I am sure that there are some deep life lessons in this phenomenon but I am not a philosopher. I do see some investing and valuation lessons in snowmen and shovels. After all, you can divide the world of active investors into two broad camps: growth investors and value investors. Consider the extremes in each camp. Extreme growth investors (you know the ones.. they go for momentum, love IPOs and are dazzled by high growth) remind me of the happy children, looking at snow and seeing snowmen, whereas extreme value investors (and you also know these ones.. they love net net investing and read Ben Graham's Security Analysis for inspiration) more closely resemble the snow-shoveling parents. Each group views the other with disdain. Extreme value investors consider growth investors to be dilettantes, unserious and unwilling to grow up, who see the world through rose-colored lens. Extreme growth investors view value investors as boring, stuck-in-the-mud pessimists, who see only the dark side of things.

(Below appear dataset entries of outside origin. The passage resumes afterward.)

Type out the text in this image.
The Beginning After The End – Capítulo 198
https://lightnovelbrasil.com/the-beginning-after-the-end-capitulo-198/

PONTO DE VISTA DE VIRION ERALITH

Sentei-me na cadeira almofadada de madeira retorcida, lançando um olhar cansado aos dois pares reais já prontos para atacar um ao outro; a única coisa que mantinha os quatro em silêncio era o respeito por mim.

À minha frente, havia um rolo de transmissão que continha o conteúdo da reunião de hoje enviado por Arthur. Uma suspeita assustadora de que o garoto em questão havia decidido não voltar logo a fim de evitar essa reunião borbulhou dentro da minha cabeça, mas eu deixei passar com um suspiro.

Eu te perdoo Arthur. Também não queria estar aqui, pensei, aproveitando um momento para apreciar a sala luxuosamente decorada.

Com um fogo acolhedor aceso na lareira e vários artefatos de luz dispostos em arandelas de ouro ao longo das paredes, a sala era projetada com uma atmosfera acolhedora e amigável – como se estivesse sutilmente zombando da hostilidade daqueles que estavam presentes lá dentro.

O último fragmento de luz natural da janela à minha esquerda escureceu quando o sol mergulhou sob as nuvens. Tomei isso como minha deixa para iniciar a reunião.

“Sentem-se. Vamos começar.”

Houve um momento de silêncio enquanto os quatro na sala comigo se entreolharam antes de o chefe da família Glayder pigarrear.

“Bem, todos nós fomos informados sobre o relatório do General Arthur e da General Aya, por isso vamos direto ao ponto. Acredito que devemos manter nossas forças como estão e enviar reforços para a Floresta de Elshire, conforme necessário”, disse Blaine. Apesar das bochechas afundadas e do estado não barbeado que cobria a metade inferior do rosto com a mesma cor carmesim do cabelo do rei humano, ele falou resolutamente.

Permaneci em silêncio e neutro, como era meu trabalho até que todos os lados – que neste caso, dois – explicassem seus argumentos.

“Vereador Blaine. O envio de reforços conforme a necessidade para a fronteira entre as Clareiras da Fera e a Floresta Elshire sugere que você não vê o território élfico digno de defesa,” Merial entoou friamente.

So, which side is right? I think both sides are right and both are wrong. While each side sees a portion of reality, each side is also missing a piece of the real world. While the value investing group is right in its view that most growth companies will not make it through the challenges of the real world, the growth investing group is also right in its view that some of these growth companies will be the big winners of the future. By staying dogmatic, both groups open themselves to significant investing/valuation mistakes. A growth investor who closes his eyes to the very real likelihood that a growth company will not survive will over value that company. By the same token, a value investor who insists on incorporating only the worst case scenarios, estimates cash flows “conservatively” and then applies a huge “margin of safety” before investing will never find growth companies to be bargains.